Ситуация в Сирии имела похожие предпосылки с точки зрения уверенности российских элит в том, что они понимают правила и логику геополитической игры, хотя процессы, как оказалось, воспринимались довольно узко. Как и в случае с «карабахским сценарием» Москве может быть предложено место за столом «сирийского урегулирования», что, в конечном итоге, обернется очередным «выколачиванием» уступок с российской стороны. А российскому обществу все будет преподноситься под лозунгом «мы не будем за них воевать» или «они сами виноваты».

В связи с этим важно сравнить соответствующие затраты РФ за последние годы: по разным оценкам на начало марта 2018 года расходы на сирийскую кампанию составили от $1,77 до 2,52 млрд.; в Нагорном Карабахе – $35-50 млн. в год (при том, что Республика Армения продолжала ежегодно предоставлять НКР кредит в размере около $150-160 млн.); на СВО на Украине – $211 млрд. за 2 года войны. Однако в российских СМИ после 44-дневной войны в основном муссировалась тема «нагрузки на бюджет РФ» из-за миротворческой операции именно в Нагорном Карабахе.

Провалы в «шахматной стратегии» РФ

Узкое понимание внешней политики привело к росту уязвимости политических режимов в фрагментированной зоне интересов России. Стремление «контролировать» ситуацию посредством модерирования постсоветских конфликтов привело к формированию устоявшего шаблона проникновения в сферы бывших неоколониальных интересов Запада. Так, российские военные появились в Ливии, ЦАР, Мали, Нигере и других странах. Однако ситуация на постсоветском пространстве показывает формирование слишком хрупких конфигураций в рамках патронажа России над периферийными конфликтами. Поражение «пророссийских» сил в Молдове и выстраивание ее антироссийской политики в союзе с Украиной привел к увеличению уязвимости пророссийской ПМР – Приднестровского анклава, который вынужден брать в долг газ у номинального противника в лице молдавского правительства. Полностью лояльная России Беларусь может стать жертвой внутриполитических потрясений по причине роста недовольства несменяемостью власти. На Южном Кавказе пророссийское население Нагорного Карабаха было подвергнуто этнической чистке, а в примыкающей к российским границам Абхазии на фоне политической дестабилизации открыто ведется антиармянская пропаганда с целью прихода к власти протурецкого кандидата А. Ардзинба. С другой стороны, нарративы о «пророссийской позиции» властей Грузии стали скорее оппозиционной повесткой, чем основой для реального геополитического поворота. Аналогичные проблемы в «зачаточном виде» существуют в Центральной Азии, которой еще предстоит геополитический раскол.

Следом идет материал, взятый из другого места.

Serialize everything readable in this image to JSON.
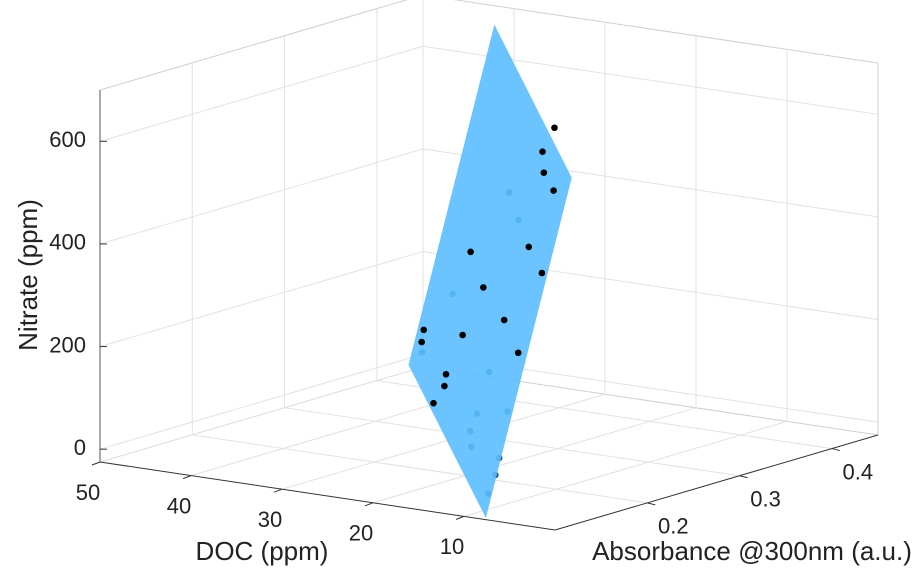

Во всяком случае, можно заключить, что поддерживаемые Россией политические режимы не отличаются устойчивостью, а скорее наоборот. Политика российского руководства заключается в ограниченных действиях, которые воспринимаются в качестве долгосрочной гарантии своего присутствия. Это может касаться наличия военных баз, экономического влияния, распространения русского языка или культурной близости. Однако все эти аспекты в отдельности не могут обеспечить долгосрочной стратегии присутствия. «Сирийский» урок, а до этого «грузинский», «украинский» и «карабахский», демонстрирует не «поражение» России, а ее слабость в вопросах формирования стратегического видения, которое могло бы предоставлять преимущества российскому государству и его союзникам, а не становится очередным заделом для уступок перед более «деятельными» геополитическими соперниками.

(1) Кандидат политических наук, доцент кафедры политологии Российско-Армянского (Славянского) университета. Автор более 15 научных работ и статей.